The Cormorant Lakes Sportsmen's Club has seasonally operated a small aeration system off the north shore since 1988. Low dissolved oxygen events such as what was experienced in 1980 have not occurred, so the effectiveness of the aeration system has not been rigorously tested. A very light winterkill occurred during 2004 with the aerator operating. Also, dissolved oxygen dropped to critical levels in 2006 and 2008, but no serious winterkill is believed to have occurred. It is not known whether the aerator was the primary reason further mortality of gamefish was not observed during these years.

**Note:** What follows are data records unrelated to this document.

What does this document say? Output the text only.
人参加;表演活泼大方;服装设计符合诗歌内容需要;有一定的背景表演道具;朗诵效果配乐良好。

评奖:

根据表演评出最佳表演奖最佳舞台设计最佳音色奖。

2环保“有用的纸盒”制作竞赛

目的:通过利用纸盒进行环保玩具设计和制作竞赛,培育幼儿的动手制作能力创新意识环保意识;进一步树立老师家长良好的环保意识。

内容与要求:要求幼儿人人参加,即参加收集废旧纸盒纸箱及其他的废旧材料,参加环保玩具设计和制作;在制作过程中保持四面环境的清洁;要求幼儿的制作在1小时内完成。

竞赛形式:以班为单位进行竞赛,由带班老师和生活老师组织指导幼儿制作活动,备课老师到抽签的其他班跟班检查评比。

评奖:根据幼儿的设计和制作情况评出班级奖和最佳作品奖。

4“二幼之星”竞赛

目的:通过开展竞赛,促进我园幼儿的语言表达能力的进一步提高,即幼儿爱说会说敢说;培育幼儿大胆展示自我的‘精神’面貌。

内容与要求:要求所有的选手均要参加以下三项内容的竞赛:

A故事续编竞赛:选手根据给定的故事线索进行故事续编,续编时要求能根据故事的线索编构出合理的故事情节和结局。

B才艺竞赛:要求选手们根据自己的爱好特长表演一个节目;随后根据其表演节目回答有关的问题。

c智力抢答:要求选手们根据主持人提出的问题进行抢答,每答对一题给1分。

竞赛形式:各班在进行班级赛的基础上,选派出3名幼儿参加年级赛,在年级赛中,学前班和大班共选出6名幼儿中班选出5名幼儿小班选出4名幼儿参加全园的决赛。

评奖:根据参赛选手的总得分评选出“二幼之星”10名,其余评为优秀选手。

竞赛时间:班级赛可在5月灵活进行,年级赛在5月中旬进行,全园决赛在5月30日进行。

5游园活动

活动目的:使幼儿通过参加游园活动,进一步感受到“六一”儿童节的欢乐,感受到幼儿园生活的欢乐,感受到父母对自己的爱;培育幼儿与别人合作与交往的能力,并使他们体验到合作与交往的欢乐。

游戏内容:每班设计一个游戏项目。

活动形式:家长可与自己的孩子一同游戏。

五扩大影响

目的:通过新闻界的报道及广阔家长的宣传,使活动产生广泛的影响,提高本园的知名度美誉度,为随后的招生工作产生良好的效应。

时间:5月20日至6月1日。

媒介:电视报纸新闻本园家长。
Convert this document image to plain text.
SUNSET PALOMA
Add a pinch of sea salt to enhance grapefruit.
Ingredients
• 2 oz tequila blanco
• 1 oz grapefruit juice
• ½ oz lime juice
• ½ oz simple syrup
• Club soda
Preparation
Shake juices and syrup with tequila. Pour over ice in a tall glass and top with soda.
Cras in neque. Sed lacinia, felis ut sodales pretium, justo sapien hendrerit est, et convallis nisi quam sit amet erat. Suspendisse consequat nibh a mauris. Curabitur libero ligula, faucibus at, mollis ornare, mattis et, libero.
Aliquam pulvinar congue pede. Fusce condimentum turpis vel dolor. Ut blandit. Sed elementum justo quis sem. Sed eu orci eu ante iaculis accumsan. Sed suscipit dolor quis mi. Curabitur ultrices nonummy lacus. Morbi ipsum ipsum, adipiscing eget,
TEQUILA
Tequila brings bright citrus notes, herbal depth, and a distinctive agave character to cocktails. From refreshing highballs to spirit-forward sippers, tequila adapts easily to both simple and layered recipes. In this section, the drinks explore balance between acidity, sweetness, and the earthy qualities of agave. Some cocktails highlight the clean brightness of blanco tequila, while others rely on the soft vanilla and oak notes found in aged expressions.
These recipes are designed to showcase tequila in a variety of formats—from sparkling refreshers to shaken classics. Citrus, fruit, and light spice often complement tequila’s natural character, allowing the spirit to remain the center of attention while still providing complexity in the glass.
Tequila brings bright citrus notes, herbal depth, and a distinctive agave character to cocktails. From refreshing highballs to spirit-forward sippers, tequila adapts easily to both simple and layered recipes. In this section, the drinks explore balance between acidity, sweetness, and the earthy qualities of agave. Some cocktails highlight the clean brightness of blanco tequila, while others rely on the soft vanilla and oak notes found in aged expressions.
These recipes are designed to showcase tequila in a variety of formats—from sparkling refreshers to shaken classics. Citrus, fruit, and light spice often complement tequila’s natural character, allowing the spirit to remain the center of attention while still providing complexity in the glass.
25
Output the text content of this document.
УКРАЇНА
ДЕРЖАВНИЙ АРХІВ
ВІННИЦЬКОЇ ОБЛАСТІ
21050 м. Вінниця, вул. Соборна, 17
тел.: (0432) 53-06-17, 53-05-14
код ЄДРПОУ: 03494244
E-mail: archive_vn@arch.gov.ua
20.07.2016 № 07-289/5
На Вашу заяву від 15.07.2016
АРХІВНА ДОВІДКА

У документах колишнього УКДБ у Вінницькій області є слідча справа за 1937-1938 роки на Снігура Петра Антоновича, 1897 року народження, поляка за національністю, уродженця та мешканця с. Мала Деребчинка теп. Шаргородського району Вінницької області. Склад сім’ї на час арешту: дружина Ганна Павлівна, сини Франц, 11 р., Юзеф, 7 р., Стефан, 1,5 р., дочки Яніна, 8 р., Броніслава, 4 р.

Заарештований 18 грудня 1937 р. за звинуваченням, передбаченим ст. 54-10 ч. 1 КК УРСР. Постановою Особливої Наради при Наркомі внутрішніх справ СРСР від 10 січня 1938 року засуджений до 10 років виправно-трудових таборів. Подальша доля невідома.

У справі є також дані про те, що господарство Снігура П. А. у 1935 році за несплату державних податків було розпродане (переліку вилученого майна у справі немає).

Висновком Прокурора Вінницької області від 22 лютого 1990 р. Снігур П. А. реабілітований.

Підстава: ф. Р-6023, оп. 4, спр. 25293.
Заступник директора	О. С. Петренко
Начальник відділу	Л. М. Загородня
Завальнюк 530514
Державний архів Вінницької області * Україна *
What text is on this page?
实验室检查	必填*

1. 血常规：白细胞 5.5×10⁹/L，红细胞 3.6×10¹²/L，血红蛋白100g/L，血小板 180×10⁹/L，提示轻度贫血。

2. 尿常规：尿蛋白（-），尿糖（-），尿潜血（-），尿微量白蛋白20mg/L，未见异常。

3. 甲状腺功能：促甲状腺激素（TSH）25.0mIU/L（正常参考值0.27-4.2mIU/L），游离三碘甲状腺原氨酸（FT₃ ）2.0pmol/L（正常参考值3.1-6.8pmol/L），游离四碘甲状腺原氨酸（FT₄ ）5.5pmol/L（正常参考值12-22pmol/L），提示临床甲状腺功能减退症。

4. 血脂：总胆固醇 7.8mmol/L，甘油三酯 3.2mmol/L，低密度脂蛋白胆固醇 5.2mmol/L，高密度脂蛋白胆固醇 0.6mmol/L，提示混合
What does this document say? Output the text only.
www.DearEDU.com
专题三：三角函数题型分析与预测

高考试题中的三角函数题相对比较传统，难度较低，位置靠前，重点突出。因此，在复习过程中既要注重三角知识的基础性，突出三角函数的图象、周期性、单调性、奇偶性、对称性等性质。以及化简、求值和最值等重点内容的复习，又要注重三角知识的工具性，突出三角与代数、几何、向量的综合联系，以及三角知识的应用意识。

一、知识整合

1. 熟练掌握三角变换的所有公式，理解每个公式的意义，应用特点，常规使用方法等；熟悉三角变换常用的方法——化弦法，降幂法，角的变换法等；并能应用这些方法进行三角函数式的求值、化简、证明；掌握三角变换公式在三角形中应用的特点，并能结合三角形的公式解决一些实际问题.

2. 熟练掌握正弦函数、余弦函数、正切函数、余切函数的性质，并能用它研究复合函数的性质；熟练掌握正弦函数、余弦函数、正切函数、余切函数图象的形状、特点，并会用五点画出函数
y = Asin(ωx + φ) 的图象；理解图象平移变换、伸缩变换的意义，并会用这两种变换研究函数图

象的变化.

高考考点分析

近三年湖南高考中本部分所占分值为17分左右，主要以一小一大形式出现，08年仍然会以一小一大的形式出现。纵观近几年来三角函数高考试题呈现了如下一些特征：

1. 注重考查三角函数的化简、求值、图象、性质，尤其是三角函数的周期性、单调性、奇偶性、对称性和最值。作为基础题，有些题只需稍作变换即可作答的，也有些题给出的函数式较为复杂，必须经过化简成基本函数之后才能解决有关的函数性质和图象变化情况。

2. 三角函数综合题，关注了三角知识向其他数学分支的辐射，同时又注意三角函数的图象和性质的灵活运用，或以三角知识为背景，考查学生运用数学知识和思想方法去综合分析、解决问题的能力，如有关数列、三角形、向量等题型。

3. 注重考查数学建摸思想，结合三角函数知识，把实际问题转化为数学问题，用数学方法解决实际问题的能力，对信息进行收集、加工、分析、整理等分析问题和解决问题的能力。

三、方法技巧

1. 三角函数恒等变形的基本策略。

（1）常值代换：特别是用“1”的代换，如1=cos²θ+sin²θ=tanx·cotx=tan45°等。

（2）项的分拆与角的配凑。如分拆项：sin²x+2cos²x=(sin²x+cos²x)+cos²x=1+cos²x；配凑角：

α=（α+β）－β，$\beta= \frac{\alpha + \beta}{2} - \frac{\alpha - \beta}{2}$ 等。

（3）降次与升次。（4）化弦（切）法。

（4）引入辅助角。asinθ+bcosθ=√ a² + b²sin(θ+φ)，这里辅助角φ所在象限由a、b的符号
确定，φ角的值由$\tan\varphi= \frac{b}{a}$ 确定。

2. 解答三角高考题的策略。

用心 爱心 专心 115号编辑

Good land stewardship is important throughout the watershed to maintain water quality. It is particularly critical near Lake Fifteen which is already a borderline winterkill lake. Lakeshore and watershed dwellers can help protect water quality, fish populations, and property values by (1) leaving or establishing buffer strips of natural vegetation along shorelines, (2) leaving aquatic vegetation stands intact, especially bulrush and cattail, (3) not fertilizing or using phosphorus free fertilizers, (4) ensuring compliance of septic systems, (5) participating in the lake association and in the Minnesota Pollution Control Agency's Citizen Lake-Monitoring Program, and (6) utilizing practices illustrated in the DNR document "Lakescaping for Wildlife and Water Quality" when landscaping shoreline property.